Lydia basically offers the same terms and conditions with a few differences. Instead of earning 2% interest for the first three months, Lydia users only earn more interest during the first two months.

The other big difference is that Lydia asks you to put at least €1,000 on your savings account when you open it. If you go through Cashbee’s app, you only have to put €10 or more. But users can do whatever they want after that when it comes to putting some money aside and withdrawing money from the savings account.

But the fact that Cashbee is seamlessly integrated in Lydia is interesting. It’s going to expose Cashbee to a lot more users as Lydia has more than 5 million users. It’s also an important feature if Lydia wants to become a financial super app.

This savings feature competes with Livret A, the most prevailing savings account in France. Everybody can open a Livret A in a retail bank. You get an interest rate of 0.5% net of taxes. On paper, 0.6% is better than 0.5%. But Cashbee’s savings accounts aren’t net of taxes.

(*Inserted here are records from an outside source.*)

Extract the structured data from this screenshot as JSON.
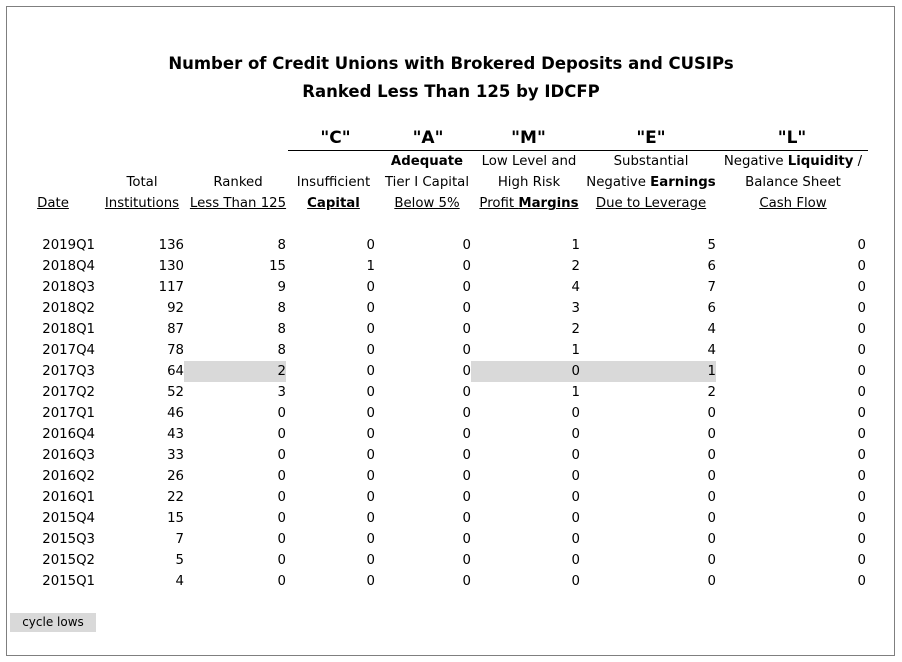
{
  "title": {
    "line1": "Number of Credit Unions with Brokered Deposits and CUSIPs",
    "line2": "Ranked Less Than 125 by IDCFP"
  },
  "letters": {
    "c": "\"C\"",
    "a": "\"A\"",
    "m": "\"M\"",
    "e": "\"E\"",
    "l": "\"L\""
  },
  "headers": {
    "date": "Date",
    "total": {
      "l1": "Total",
      "l2": "Institutions"
    },
    "ranked": {
      "l1": "Ranked",
      "l2": "Less Than 125"
    },
    "capital": {
      "l1": "Insufficient",
      "l2": "Capital"
    },
    "tier": {
      "l1": "Adequate",
      "l2": "Tier I Capital",
      "l3": "Below 5%"
    },
    "margins": {
      "l1": "Low Level and",
      "l2": "High Risk",
      "l3a": "Profit ",
      "l3b": "Margins"
    },
    "earnings": {
      "l1": "Substantial",
      "l2a": "Negative ",
      "l2b": "Earnings",
      "l3": "Due to Leverage"
    },
    "liquidity": {
      "l1a": "Negative ",
      "l1b": "Liquidity",
      "l1c": " /",
      "l2": "Balance Sheet",
      "l3": "Cash Flow"
    }
  },
  "rows": [
    {
      "date": "2019Q1",
      "total": "136",
      "ranked": "8",
      "capital": "0",
      "tier": "0",
      "margins": "1",
      "earnings": "5",
      "liquidity": "0"
    },
    {
      "date": "2018Q4",
      "total": "130",
      "ranked": "15",
      "capital": "1",
      "tier": "0",
      "margins": "2",
      "earnings": "6",
      "liquidity": "0"
    },
    {
      "date": "2018Q3",
      "total": "117",
      "ranked": "9",
      "capital": "0",
      "tier": "0",
      "margins": "4",
      "earnings": "7",
      "liquidity": "0"
    },
    {
      "date": "2018Q2",
      "total": "92",
      "ranked": "8",
      "capital": "0",
      "tier": "0",
      "margins": "3",
      "earnings": "6",
      "liquidity": "0"
    },
    {
      "date": "2018Q1",
      "total": "87",
      "ranked": "8",
      "capital": "0",
      "tier": "0",
      "margins": "2",
      "earnings": "4",
      "liquidity": "0"
    },
    {
      "date": "2017Q4",
      "total": "78",
      "ranked": "8",
      "capital": "0",
      "tier": "0",
      "margins": "1",
      "earnings": "4",
      "liquidity": "0"
    },
    {
      "date": "2017Q3",
      "total": "64",
      "ranked": "2",
      "capital": "0",
      "tier": "0",
      "margins": "0",
      "earnings": "1",
      "liquidity": "0"
    },
    {
      "date": "2017Q2",
      "total": "52",
      "ranked": "3",
      "capital": "0",
      "tier": "0",
      "margins": "1",
      "earnings": "2",
      "liquidity": "0"
    },
    {
      "date": "2017Q1",
      "total": "46",
      "ranked": "0",
      "capital": "0",
      "tier": "0",
      "margins": "0",
      "earnings": "0",
      "liquidity": "0"
    },
    {
      "date": "2016Q4",
      "total": "43",
      "ranked": "0",
      "capital": "0",
      "tier": "0",
      "margins": "0",
      "earnings": "0",
      "liquidity": "0"
    },
    {
      "date": "2016Q3",
      "total": "33",
      "ranked": "0",
      "capital": "0",
      "tier": "0",
      "margins": "0",
      "earnings": "0",
      "liquidity": "0"
    },
    {
      "date": "2016Q2",
      "total": "26",
      "ranked": "0",
      "capital": "0",
      "tier": "0",
      "margins": "0",
      "earnings": "0",
      "liquidity": "0"
    },
    {
      "date": "2016Q1",
      "total": "22",
      "ranked": "0",
      "capital": "0",
      "tier": "0",
      "margins": "0",
      "earnings": "0",
      "liquidity": "0"
    },
    {
      "date": "2015Q4",
      "total": "15",
      "ranked": "0",
      "capital": "0",
      "tier": "0",
      "margins": "0",
      "earnings": "0",
      "liquidity": "0"
    },
    {
      "date": "2015Q3",
      "total": "7",
      "ranked": "0",
      "capital": "0",
      "tier": "0",
      "margins": "0",
      "earnings": "0",
      "liquidity": "0"
    },
    {
      "date": "2015Q2",
      "total": "5",
      "ranked": "0",
      "capital": "0",
      "tier": "0",
      "margins": "0",
      "earnings": "0",
      "liquidity": "0"
    },
    {
      "date": "2015Q1",
      "total": "4",
      "ranked": "0",
      "capital": "0",
      "tier": "0",
      "margins": "0",
      "earnings": "0",
      "liquidity": "0"
    }
  ],
  "highlight": {
    "row": "2017Q3",
    "columns": [
      "ranked",
      "margins",
      "earnings"
    ],
    "color": "#d9d9d9"
  },
  "legend": {
    "label": "cycle lows",
    "color": "#d9d9d9"
  }
}
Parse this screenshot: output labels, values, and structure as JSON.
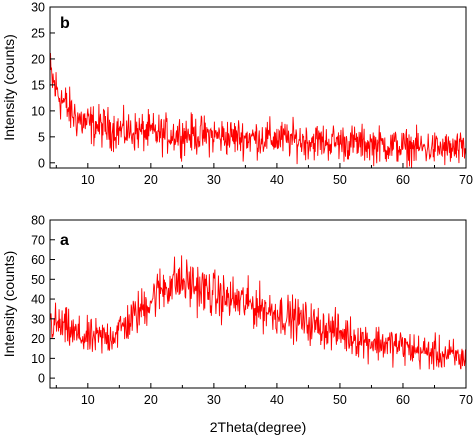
{
  "chart_data": [
    {
      "type": "line",
      "panel_label": "b",
      "ylabel": "Intensity (counts)",
      "xlabel": "",
      "xlim": [
        4,
        70
      ],
      "ylim": [
        -1,
        30
      ],
      "x_ticks": [
        10,
        20,
        30,
        40,
        50,
        60,
        70
      ],
      "x_tick_labels": [
        "10",
        "20",
        "30",
        "40",
        "50",
        "60",
        "70"
      ],
      "y_ticks": [
        0,
        5,
        10,
        15,
        20,
        25,
        30
      ],
      "y_tick_labels": [
        "0",
        "5",
        "10",
        "15",
        "20",
        "25",
        "30"
      ],
      "grid": false,
      "color": "#ff0000",
      "series": [
        {
          "x": [
            4,
            5,
            6,
            7,
            8,
            9,
            10,
            12,
            14,
            16,
            18,
            20,
            22,
            24,
            26,
            28,
            30,
            32,
            34,
            36,
            38,
            40,
            42,
            44,
            46,
            48,
            50,
            52,
            54,
            56,
            58,
            60,
            62,
            64,
            66,
            68,
            70
          ],
          "values": [
            17,
            14,
            12,
            10,
            9,
            8,
            7.5,
            7,
            6.5,
            6,
            6,
            5.8,
            5.5,
            5.5,
            5.5,
            5.3,
            5.2,
            5,
            5,
            4.8,
            4.8,
            4.6,
            4.5,
            4.3,
            4.2,
            4,
            4,
            3.8,
            3.6,
            3.5,
            3.3,
            3,
            3,
            2.8,
            2.7,
            2.5,
            2.4
          ],
          "noise": 2.5
        }
      ]
    },
    {
      "type": "line",
      "panel_label": "a",
      "ylabel": "Intensity (counts)",
      "xlabel": "2Theta(degree)",
      "xlim": [
        4,
        70
      ],
      "ylim": [
        -5,
        80
      ],
      "x_ticks": [
        10,
        20,
        30,
        40,
        50,
        60,
        70
      ],
      "x_tick_labels": [
        "10",
        "20",
        "30",
        "40",
        "50",
        "60",
        "70"
      ],
      "y_ticks": [
        0,
        10,
        20,
        30,
        40,
        50,
        60,
        70,
        80
      ],
      "y_tick_labels": [
        "0",
        "10",
        "20",
        "30",
        "40",
        "50",
        "60",
        "70",
        "80"
      ],
      "grid": false,
      "color": "#ff0000",
      "series": [
        {
          "x": [
            4,
            6,
            8,
            10,
            12,
            14,
            16,
            18,
            20,
            22,
            24,
            26,
            28,
            30,
            32,
            34,
            36,
            38,
            40,
            42,
            44,
            46,
            48,
            50,
            52,
            54,
            56,
            58,
            60,
            62,
            64,
            66,
            68,
            70
          ],
          "values": [
            28,
            26,
            22,
            20,
            20,
            22,
            27,
            33,
            40,
            46,
            49,
            48,
            45,
            42,
            40,
            39,
            37,
            35,
            33,
            31,
            29,
            27,
            25,
            23,
            21,
            19,
            18,
            17,
            16,
            14,
            13,
            12,
            11,
            9
          ],
          "noise": 6
        }
      ]
    }
  ]
}
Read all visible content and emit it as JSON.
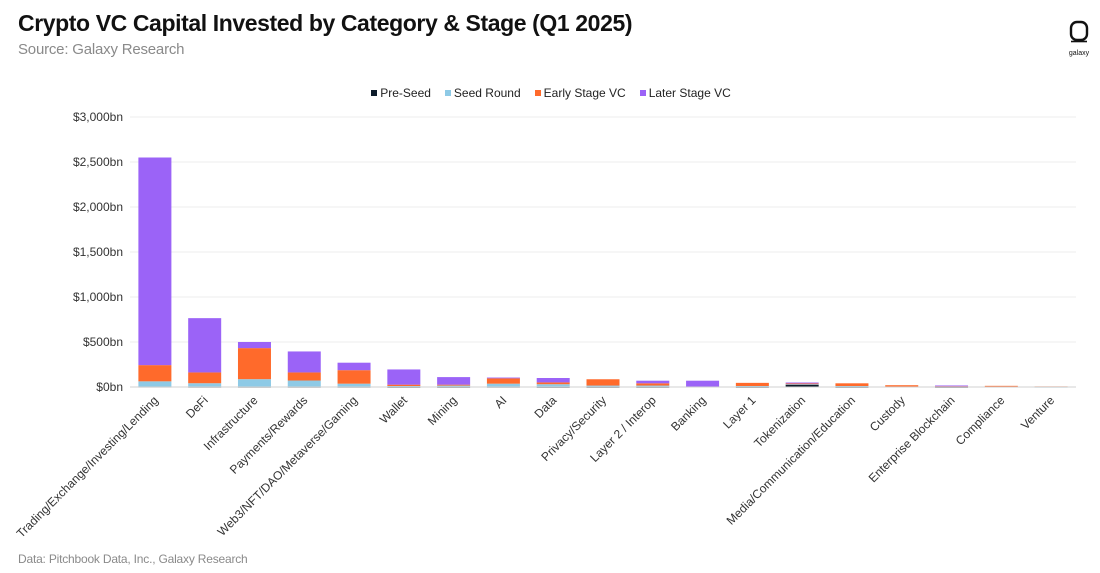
{
  "header": {
    "title": "Crypto VC Capital Invested by Category & Stage (Q1 2025)",
    "subtitle": "Source: Galaxy Research"
  },
  "logo": {
    "text": "galaxy",
    "icon": "galaxy-logo-icon"
  },
  "footer": {
    "text": "Data: Pitchbook Data, Inc., Galaxy Research"
  },
  "chart_data": {
    "type": "bar",
    "stacked": true,
    "categories": [
      "Trading/Exchange/Investing/Lending",
      "DeFi",
      "Infrastructure",
      "Payments/Rewards",
      "Web3/NFT/DAO/Metaverse/Gaming",
      "Wallet",
      "Mining",
      "AI",
      "Data",
      "Privacy/Security",
      "Layer 2 / Interop",
      "Banking",
      "Layer 1",
      "Tokenization",
      "Media/Communication/Education",
      "Custody",
      "Enterprise Blockchain",
      "Compliance",
      "Venture"
    ],
    "series": [
      {
        "name": "Pre-Seed",
        "color": "#0d1b2a",
        "values": [
          3,
          2,
          2,
          2,
          2,
          1,
          1,
          2,
          1,
          1,
          1,
          0,
          1,
          25,
          1,
          0,
          1,
          0,
          0
        ]
      },
      {
        "name": "Seed Round",
        "color": "#8ecae6",
        "values": [
          60,
          40,
          85,
          70,
          35,
          10,
          15,
          35,
          30,
          15,
          15,
          5,
          10,
          10,
          10,
          5,
          5,
          3,
          2
        ]
      },
      {
        "name": "Early Stage VC",
        "color": "#ff6a2b",
        "values": [
          180,
          120,
          345,
          90,
          150,
          15,
          10,
          60,
          20,
          70,
          25,
          0,
          35,
          5,
          30,
          15,
          5,
          10,
          5
        ]
      },
      {
        "name": "Later Stage VC",
        "color": "#9b63f7",
        "values": [
          2307,
          603,
          68,
          233,
          83,
          169,
          84,
          8,
          49,
          0,
          29,
          65,
          0,
          10,
          0,
          0,
          6,
          0,
          0
        ]
      }
    ],
    "y_ticks": [
      "$0bn",
      "$500bn",
      "$1,000bn",
      "$1,500bn",
      "$2,000bn",
      "$2,500bn",
      "$3,000bn"
    ],
    "ylim": [
      0,
      3000
    ],
    "legend_position": "top-center",
    "grid": true
  }
}
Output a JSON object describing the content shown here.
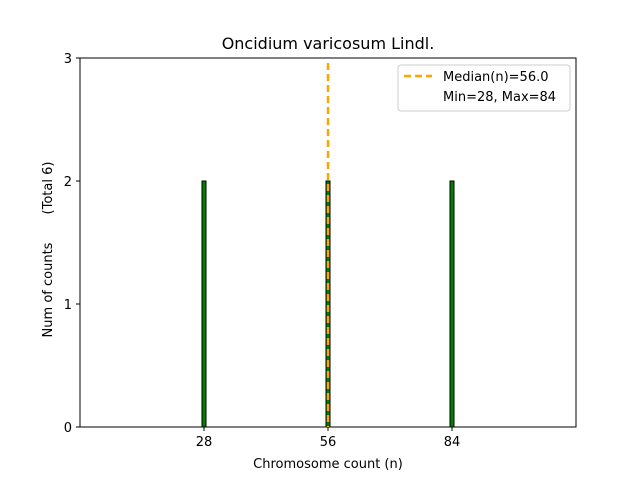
{
  "chart_data": {
    "type": "bar",
    "title": "Oncidium varicosum Lindl.",
    "xlabel": "Chromosome count (n)",
    "ylabel": "Num of counts",
    "ylabel_total": "(Total 6)",
    "x_ticks": [
      28,
      56,
      84
    ],
    "y_ticks": [
      0,
      1,
      2,
      3
    ],
    "xlim": [
      0,
      112
    ],
    "ylim": [
      0,
      3
    ],
    "bars": [
      {
        "x": 28,
        "value": 2
      },
      {
        "x": 56,
        "value": 2
      },
      {
        "x": 84,
        "value": 2
      }
    ],
    "median": 56.0,
    "legend": {
      "position": "top-right",
      "median_label": "Median(n)=56.0",
      "range_label": "Min=28, Max=84"
    },
    "colors": {
      "bar_fill": "#008000",
      "bar_edge": "#000000",
      "median_line": "#FFA500"
    }
  }
}
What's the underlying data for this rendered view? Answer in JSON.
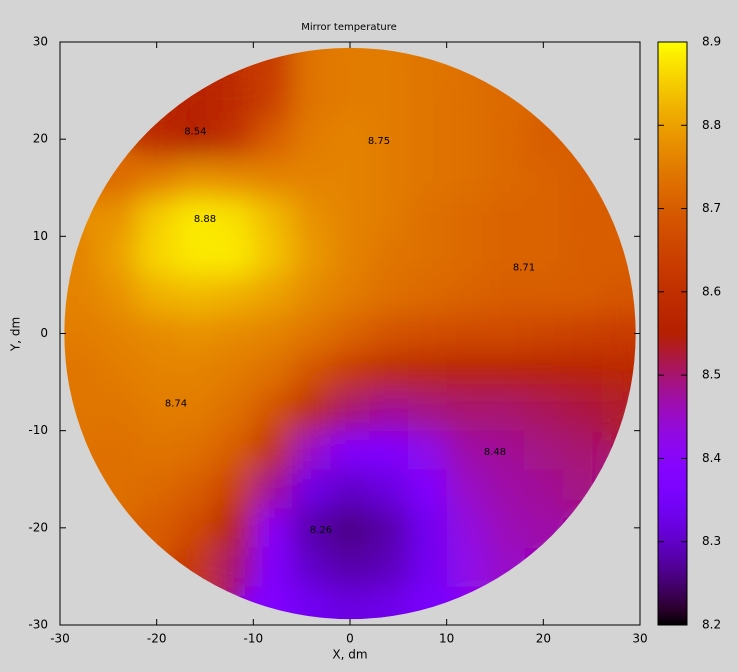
{
  "chart_data": {
    "type": "heatmap",
    "title": "Mirror temperature",
    "xlabel": "X, dm",
    "ylabel": "Y, dm",
    "colormap": "gnuplot",
    "xlim": [
      -30,
      30
    ],
    "ylim": [
      -30,
      30
    ],
    "xticks": [
      -30,
      -20,
      -10,
      0,
      10,
      20,
      30
    ],
    "yticks": [
      -30,
      -20,
      -10,
      0,
      10,
      20,
      30
    ],
    "cblim": [
      8.2,
      8.9
    ],
    "cbticks": [
      8.2,
      8.3,
      8.4,
      8.5,
      8.6,
      8.7,
      8.8,
      8.9
    ],
    "x": [
      -28,
      -24,
      -20,
      -16,
      -12,
      -8,
      -4,
      0,
      4,
      8,
      12,
      16,
      20,
      24,
      28
    ],
    "y": [
      28,
      24,
      20,
      16,
      12,
      8,
      4,
      0,
      -4,
      -8,
      -12,
      -16,
      -20,
      -24,
      -28
    ],
    "z": [
      [
        null,
        null,
        null,
        null,
        null,
        8.62,
        8.74,
        8.75,
        8.75,
        8.74,
        null,
        null,
        null,
        null,
        null
      ],
      [
        null,
        null,
        null,
        8.56,
        8.58,
        8.64,
        8.74,
        8.75,
        8.75,
        8.74,
        8.73,
        8.72,
        null,
        null,
        null
      ],
      [
        null,
        null,
        8.58,
        8.55,
        8.6,
        8.7,
        8.75,
        8.76,
        8.75,
        8.74,
        8.73,
        8.72,
        8.7,
        null,
        null
      ],
      [
        null,
        8.72,
        8.75,
        8.78,
        8.77,
        8.76,
        8.76,
        8.76,
        8.75,
        8.74,
        8.73,
        8.72,
        8.71,
        8.7,
        null
      ],
      [
        null,
        8.78,
        8.85,
        8.88,
        8.87,
        8.83,
        8.78,
        8.76,
        8.75,
        8.73,
        8.72,
        8.71,
        8.71,
        8.7,
        null
      ],
      [
        8.76,
        8.8,
        8.86,
        8.88,
        8.88,
        8.84,
        8.79,
        8.76,
        8.74,
        8.73,
        8.72,
        8.71,
        8.71,
        8.7,
        8.7
      ],
      [
        8.76,
        8.78,
        8.82,
        8.83,
        8.82,
        8.8,
        8.77,
        8.75,
        8.73,
        8.72,
        8.71,
        8.7,
        8.7,
        8.7,
        8.69
      ],
      [
        8.75,
        8.76,
        8.77,
        8.78,
        8.77,
        8.76,
        8.74,
        8.71,
        8.68,
        8.67,
        8.66,
        8.66,
        8.65,
        8.64,
        8.63
      ],
      [
        8.74,
        8.75,
        8.76,
        8.76,
        8.75,
        8.73,
        8.68,
        8.62,
        8.58,
        8.57,
        8.56,
        8.56,
        8.56,
        8.56,
        8.57
      ],
      [
        8.74,
        8.74,
        8.75,
        8.75,
        8.73,
        8.68,
        8.58,
        8.5,
        8.48,
        8.49,
        8.5,
        8.5,
        8.51,
        8.52,
        8.53
      ],
      [
        null,
        8.73,
        8.74,
        8.73,
        8.7,
        8.6,
        8.45,
        8.38,
        8.38,
        8.42,
        8.47,
        8.48,
        8.49,
        8.5,
        null
      ],
      [
        null,
        8.73,
        8.72,
        8.7,
        8.64,
        8.48,
        8.33,
        8.3,
        8.32,
        8.38,
        8.45,
        8.47,
        8.48,
        8.49,
        null
      ],
      [
        null,
        null,
        8.7,
        8.66,
        8.56,
        8.4,
        8.28,
        8.26,
        8.28,
        8.34,
        8.43,
        8.46,
        8.47,
        null,
        null
      ],
      [
        null,
        null,
        null,
        8.62,
        8.5,
        8.38,
        8.3,
        8.28,
        8.29,
        8.34,
        8.42,
        8.45,
        null,
        null,
        null
      ],
      [
        null,
        null,
        null,
        null,
        null,
        8.38,
        8.34,
        8.32,
        8.33,
        8.36,
        null,
        null,
        null,
        null,
        null
      ]
    ],
    "contour_labels": [
      {
        "value": 8.54,
        "x": -16,
        "y": 20.8
      },
      {
        "value": 8.75,
        "x": 3,
        "y": 19.8
      },
      {
        "value": 8.88,
        "x": -15,
        "y": 11.8
      },
      {
        "value": 8.71,
        "x": 18,
        "y": 6.8
      },
      {
        "value": 8.74,
        "x": -18,
        "y": -7.2
      },
      {
        "value": 8.48,
        "x": 15,
        "y": -12.2
      },
      {
        "value": 8.26,
        "x": -3,
        "y": -20.2
      }
    ]
  }
}
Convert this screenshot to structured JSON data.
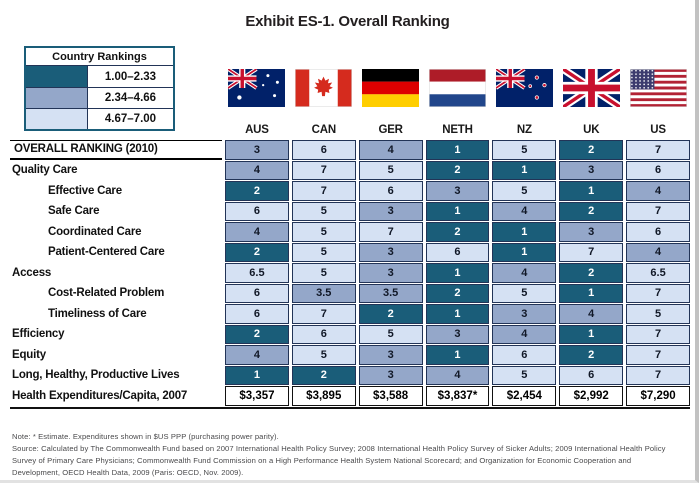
{
  "chart_data": {
    "type": "heatmap",
    "title": "Exhibit ES-1. Overall Ranking",
    "legend": {
      "title": "Country Rankings",
      "bands": [
        {
          "label": "1.00–2.33",
          "color": "#1A5D79"
        },
        {
          "label": "2.34–4.66",
          "color": "#94A7C9"
        },
        {
          "label": "4.67–7.00",
          "color": "#D5E1F3"
        }
      ]
    },
    "band_rule": {
      "dark_max": 2.33,
      "mid_max": 4.66
    },
    "columns": [
      "AUS",
      "CAN",
      "GER",
      "NETH",
      "NZ",
      "UK",
      "US"
    ],
    "flag_icons": [
      "australia-flag",
      "canada-flag",
      "germany-flag",
      "netherlands-flag",
      "new-zealand-flag",
      "uk-flag",
      "us-flag"
    ],
    "rows": [
      {
        "label": "OVERALL RANKING (2010)",
        "style": "overall",
        "values": [
          "3",
          "6",
          "4",
          "1",
          "5",
          "2",
          "7"
        ]
      },
      {
        "label": "Quality Care",
        "style": "section",
        "values": [
          "4",
          "7",
          "5",
          "2",
          "1",
          "3",
          "6"
        ]
      },
      {
        "label": "Effective Care",
        "style": "sub",
        "values": [
          "2",
          "7",
          "6",
          "3",
          "5",
          "1",
          "4"
        ]
      },
      {
        "label": "Safe Care",
        "style": "sub",
        "values": [
          "6",
          "5",
          "3",
          "1",
          "4",
          "2",
          "7"
        ]
      },
      {
        "label": "Coordinated Care",
        "style": "sub",
        "values": [
          "4",
          "5",
          "7",
          "2",
          "1",
          "3",
          "6"
        ]
      },
      {
        "label": "Patient-Centered Care",
        "style": "sub",
        "values": [
          "2",
          "5",
          "3",
          "6",
          "1",
          "7",
          "4"
        ]
      },
      {
        "label": "Access",
        "style": "section",
        "values": [
          "6.5",
          "5",
          "3",
          "1",
          "4",
          "2",
          "6.5"
        ]
      },
      {
        "label": "Cost-Related Problem",
        "style": "sub",
        "values": [
          "6",
          "3.5",
          "3.5",
          "2",
          "5",
          "1",
          "7"
        ]
      },
      {
        "label": "Timeliness of Care",
        "style": "sub",
        "values": [
          "6",
          "7",
          "2",
          "1",
          "3",
          "4",
          "5"
        ]
      },
      {
        "label": "Efficiency",
        "style": "section",
        "values": [
          "2",
          "6",
          "5",
          "3",
          "4",
          "1",
          "7"
        ]
      },
      {
        "label": "Equity",
        "style": "section",
        "values": [
          "4",
          "5",
          "3",
          "1",
          "6",
          "2",
          "7"
        ]
      },
      {
        "label": "Long, Healthy, Productive Lives",
        "style": "section",
        "values": [
          "1",
          "2",
          "3",
          "4",
          "5",
          "6",
          "7"
        ]
      },
      {
        "label": "Health Expenditures/Capita, 2007",
        "style": "currency",
        "values": [
          "$3,357",
          "$3,895",
          "$3,588",
          "$3,837*",
          "$2,454",
          "$2,992",
          "$7,290"
        ]
      }
    ],
    "notes": {
      "note": "Note: * Estimate. Expenditures shown in $US PPP (purchasing power parity).",
      "source": "Source: Calculated by The Commonwealth Fund based on 2007 International Health Policy Survey; 2008 International Health Policy Survey of Sicker Adults; 2009 International Health Policy Survey of Primary Care Physicians; Commonwealth Fund Commission on a High Performance Health System National Scorecard; and Organization for Economic Cooperation and Development, OECD Health Data, 2009 (Paris: OECD, Nov. 2009)."
    },
    "colors": {
      "cell_border": "#223457",
      "legend_border": "#1A5D79",
      "rule": "#111111",
      "dark_band_text": "#FFFFFF",
      "light_band_text": "#111827"
    }
  }
}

If you’re a student and don’t pay any taxes, that’s a better deal. But many people pay 30% in taxes on accrued interests, which means that you end up earning 0.42% in interests net of taxes with a Cashbee account.

But it’s hard to beat the simplicity of Lydia’s solution here. For instance, you can save up to €1,000,000 on your savings account while the Livret A is limited to €22,950. In other words, if you’re already using Lydia to send, receive and spend money, you might want to check out those savings accounts.